The constructive answer to living life as a cosmic orphan is not to look to some mythical heaven for divine deliverance, but to use the world as it is as positive framework to work out human self-purpose and solve human problems.

The framework for this, defined in Kurtz' Living without Religion, is called eupraxophy. As from the Greek (and recall we saw already Aristotle's definition of happiness) it means "the practical seeking of the good life through reason and good conduct - to attain the most effective end and the benefit for most people"

Aristotle could not have said it better, and indeed - he provided the basis in his Nichomachean Ethics:

As noted therein, Aristotle is very clear that humanity's primary purpose (Book I):" is to seek the "Chief Good" (or happiness, i.e. that which all things aim at) in terms of attaining the highest usefulness and expression of all virtues - both moral and intellectual - in arriving at the most complete life"
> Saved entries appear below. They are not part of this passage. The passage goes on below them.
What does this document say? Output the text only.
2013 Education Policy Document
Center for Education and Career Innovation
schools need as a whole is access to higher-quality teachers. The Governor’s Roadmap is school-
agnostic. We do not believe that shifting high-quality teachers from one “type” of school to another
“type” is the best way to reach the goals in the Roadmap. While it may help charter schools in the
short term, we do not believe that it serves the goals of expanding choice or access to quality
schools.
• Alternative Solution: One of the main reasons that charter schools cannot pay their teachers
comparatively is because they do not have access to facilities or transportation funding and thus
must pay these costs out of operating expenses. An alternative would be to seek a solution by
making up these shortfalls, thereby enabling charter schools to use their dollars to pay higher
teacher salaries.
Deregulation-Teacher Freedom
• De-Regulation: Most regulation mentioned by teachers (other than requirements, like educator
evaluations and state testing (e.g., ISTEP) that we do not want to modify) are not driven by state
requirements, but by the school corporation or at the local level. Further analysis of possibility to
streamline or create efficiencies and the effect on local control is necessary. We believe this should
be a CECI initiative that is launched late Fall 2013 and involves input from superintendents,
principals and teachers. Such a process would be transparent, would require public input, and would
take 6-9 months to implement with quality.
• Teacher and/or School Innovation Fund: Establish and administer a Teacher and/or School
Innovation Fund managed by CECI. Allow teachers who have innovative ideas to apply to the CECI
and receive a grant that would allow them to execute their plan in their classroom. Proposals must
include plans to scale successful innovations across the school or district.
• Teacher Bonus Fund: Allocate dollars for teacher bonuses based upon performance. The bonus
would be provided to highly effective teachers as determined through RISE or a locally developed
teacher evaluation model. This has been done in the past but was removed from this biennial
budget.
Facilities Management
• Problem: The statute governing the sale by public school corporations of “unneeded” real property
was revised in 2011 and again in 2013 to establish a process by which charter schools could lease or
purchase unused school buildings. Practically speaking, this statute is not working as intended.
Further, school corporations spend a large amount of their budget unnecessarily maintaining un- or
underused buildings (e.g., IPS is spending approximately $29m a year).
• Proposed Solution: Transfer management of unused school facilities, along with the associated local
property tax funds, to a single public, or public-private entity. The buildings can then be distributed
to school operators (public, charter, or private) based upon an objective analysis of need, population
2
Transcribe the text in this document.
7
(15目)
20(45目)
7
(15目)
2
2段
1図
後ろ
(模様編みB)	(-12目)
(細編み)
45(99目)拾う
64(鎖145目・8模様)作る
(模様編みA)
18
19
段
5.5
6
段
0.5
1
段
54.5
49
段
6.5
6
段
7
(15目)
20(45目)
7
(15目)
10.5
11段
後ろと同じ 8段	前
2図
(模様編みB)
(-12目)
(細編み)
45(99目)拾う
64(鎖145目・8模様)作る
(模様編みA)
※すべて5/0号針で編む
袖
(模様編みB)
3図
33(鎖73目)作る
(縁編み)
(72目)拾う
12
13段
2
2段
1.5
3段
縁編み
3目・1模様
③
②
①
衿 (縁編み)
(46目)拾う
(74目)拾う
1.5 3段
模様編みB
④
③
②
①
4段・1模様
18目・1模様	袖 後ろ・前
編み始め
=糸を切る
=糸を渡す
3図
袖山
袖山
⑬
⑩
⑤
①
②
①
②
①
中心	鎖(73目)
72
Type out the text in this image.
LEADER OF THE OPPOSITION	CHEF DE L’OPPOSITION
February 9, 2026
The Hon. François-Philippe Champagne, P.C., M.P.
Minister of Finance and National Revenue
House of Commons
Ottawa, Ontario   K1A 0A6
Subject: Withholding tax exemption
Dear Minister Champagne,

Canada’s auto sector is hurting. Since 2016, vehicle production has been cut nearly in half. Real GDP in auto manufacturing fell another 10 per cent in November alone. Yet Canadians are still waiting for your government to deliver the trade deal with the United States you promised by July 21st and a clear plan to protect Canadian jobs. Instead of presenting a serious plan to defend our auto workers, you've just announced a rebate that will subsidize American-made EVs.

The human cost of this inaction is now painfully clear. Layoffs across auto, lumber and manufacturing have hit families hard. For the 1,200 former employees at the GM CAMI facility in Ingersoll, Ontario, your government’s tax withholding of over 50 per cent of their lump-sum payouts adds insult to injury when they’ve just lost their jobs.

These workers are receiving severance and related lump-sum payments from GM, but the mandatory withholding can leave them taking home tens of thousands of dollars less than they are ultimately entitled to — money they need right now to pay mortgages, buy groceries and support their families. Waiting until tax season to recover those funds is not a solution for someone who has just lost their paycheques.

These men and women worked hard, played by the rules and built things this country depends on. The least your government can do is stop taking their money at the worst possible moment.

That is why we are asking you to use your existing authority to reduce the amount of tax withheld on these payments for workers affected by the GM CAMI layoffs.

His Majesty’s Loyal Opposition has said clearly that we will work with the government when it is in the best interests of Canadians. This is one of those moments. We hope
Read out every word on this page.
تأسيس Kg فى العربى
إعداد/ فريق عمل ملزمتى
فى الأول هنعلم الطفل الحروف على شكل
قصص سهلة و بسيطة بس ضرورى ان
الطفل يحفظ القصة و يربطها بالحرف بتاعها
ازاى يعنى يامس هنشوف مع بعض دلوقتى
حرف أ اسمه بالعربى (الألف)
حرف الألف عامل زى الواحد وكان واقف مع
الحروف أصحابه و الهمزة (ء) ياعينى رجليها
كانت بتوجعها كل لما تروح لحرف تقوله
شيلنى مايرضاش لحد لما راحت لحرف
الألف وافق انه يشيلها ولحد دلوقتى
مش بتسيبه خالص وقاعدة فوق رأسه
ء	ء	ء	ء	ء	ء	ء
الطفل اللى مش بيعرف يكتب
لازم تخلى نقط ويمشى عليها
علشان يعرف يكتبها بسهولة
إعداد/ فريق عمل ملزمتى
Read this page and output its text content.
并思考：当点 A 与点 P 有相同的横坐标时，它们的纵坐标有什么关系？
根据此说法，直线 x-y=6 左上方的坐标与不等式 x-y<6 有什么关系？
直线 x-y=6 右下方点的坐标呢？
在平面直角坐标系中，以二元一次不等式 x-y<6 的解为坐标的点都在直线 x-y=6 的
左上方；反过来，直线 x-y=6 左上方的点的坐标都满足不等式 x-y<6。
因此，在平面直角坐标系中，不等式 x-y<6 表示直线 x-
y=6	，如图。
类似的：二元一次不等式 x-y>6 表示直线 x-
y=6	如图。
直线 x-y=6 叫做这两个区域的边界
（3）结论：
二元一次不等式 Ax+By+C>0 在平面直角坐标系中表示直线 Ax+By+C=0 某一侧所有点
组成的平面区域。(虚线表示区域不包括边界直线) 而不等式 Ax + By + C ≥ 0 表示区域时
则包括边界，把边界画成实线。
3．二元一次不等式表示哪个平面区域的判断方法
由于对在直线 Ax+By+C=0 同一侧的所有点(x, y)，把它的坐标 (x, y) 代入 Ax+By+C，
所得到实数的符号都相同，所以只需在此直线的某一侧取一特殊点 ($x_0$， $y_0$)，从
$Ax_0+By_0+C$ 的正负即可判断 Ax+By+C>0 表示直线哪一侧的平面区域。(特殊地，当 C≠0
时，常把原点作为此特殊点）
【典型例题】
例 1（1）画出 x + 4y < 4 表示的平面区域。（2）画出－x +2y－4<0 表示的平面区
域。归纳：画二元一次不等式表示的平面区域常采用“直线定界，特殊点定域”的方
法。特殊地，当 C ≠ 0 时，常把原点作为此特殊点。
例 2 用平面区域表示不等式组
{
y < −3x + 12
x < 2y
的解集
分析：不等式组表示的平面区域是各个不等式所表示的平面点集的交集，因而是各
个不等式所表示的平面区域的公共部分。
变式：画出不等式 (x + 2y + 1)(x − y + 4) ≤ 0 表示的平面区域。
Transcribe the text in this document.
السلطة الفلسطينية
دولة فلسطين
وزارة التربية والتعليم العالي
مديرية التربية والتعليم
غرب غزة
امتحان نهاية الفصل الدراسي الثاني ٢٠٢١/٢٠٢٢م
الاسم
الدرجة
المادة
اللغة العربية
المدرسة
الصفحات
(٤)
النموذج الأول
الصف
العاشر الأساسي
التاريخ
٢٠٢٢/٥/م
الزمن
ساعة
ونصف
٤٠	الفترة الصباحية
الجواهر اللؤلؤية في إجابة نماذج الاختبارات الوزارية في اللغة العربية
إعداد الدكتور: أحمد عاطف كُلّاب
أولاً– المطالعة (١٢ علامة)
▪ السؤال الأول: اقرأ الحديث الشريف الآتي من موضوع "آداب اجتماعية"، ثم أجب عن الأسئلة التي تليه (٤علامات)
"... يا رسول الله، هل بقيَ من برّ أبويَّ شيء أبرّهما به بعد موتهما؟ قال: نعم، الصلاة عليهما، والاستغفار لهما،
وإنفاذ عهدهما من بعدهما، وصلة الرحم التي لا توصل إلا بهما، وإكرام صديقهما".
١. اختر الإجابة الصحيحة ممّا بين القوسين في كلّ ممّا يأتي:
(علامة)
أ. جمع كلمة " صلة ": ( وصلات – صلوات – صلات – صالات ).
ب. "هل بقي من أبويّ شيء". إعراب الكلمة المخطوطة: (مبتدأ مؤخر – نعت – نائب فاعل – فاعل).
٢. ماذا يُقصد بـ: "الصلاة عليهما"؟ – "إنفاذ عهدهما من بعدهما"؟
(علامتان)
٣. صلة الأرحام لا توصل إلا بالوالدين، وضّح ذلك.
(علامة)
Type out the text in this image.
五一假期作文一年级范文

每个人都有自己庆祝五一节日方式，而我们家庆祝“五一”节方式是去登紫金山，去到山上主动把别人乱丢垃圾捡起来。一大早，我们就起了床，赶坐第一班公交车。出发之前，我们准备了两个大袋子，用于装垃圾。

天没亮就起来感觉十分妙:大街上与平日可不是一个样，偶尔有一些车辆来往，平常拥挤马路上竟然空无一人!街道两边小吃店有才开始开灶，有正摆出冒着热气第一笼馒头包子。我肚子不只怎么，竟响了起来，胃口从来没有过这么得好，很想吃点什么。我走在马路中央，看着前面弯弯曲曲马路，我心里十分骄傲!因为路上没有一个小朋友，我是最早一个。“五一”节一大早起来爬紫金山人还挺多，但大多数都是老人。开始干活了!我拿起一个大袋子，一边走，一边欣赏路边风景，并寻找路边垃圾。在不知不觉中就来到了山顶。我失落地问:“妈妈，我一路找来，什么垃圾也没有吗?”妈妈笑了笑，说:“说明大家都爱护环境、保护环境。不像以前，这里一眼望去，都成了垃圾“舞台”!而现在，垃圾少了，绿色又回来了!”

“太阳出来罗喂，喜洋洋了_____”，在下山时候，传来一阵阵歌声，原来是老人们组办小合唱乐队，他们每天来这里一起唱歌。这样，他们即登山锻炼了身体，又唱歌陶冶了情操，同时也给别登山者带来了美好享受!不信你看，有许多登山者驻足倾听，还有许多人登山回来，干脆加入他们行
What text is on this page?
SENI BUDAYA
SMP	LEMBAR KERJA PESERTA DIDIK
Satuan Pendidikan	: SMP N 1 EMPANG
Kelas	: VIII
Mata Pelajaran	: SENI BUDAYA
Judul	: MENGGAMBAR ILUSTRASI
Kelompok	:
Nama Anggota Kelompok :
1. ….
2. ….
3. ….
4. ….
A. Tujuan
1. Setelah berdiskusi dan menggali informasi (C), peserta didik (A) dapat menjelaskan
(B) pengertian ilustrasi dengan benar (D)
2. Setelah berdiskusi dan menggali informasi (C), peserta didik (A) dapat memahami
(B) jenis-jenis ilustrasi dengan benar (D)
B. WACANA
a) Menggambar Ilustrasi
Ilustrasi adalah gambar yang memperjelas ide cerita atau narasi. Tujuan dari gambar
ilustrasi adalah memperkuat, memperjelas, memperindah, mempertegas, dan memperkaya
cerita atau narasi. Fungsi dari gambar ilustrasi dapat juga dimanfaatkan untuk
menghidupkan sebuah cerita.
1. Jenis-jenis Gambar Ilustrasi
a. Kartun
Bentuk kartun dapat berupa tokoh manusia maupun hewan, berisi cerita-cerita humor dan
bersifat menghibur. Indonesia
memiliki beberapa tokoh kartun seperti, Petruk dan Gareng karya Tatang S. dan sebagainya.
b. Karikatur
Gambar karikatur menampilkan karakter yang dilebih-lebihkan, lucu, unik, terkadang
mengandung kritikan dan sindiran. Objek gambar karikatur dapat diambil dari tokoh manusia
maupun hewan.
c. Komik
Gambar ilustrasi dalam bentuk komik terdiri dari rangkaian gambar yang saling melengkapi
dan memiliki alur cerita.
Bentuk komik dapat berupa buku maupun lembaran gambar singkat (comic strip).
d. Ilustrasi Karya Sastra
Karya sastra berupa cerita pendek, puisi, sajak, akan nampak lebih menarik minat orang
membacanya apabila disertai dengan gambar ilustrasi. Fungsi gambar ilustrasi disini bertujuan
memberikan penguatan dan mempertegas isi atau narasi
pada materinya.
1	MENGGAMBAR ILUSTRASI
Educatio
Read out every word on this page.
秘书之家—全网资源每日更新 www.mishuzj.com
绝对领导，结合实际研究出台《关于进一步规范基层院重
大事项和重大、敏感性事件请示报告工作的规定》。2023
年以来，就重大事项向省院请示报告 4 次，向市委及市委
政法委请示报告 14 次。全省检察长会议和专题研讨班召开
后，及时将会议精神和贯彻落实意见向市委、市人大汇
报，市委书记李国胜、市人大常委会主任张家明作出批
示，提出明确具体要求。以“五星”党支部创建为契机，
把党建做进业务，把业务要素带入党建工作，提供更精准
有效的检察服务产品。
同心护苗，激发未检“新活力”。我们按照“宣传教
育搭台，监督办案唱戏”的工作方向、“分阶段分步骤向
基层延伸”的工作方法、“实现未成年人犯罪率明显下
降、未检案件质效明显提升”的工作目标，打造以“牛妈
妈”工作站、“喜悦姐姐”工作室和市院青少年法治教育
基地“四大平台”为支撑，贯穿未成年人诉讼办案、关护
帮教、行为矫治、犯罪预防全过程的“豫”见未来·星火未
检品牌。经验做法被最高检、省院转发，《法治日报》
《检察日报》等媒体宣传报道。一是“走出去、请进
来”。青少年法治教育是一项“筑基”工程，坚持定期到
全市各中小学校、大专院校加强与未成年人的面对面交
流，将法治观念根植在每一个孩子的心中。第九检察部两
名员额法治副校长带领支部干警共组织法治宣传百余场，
A happy man then, is one who directs all his actions governed from reason, and performs all duties, tasks well and nobly - to the extent every deed is completed in the excellence that uniquely belongs to it. Further:

"If all this is so, then the Good of Man comes to be a working of the Soul in the way of Excellence"

In other words, whether a god exists or not is immaterial to the working out of excellence. A man, once he grounds his directons in terms of the "moral mean" will attain that excellence by working toward a fulfilling life and end. One needs no supernatural entity to fill the vacuum of one's life, once one has the utiltiy of consciousness to ascertain the Good (via reason) and then can apply it to the end. The god -monger in this sense, comes off as a person needing a crutch to get by. Because he lacks the inner fortitude and moral compass to find his path to excellence and virtue, he must rely on the crutch of an imaginary deity.

This is important because it falls directly within the atheist purview. And while most atheists may not be familiar with Aristotle's Nicomachean Ethics, they will appreciate and be familiar with moral provisionalist ethics which can be arrived at from many of the same principles - especially of proportionate justice.

Paul Kurtz with his eupraxophy would wholeheartedly concur.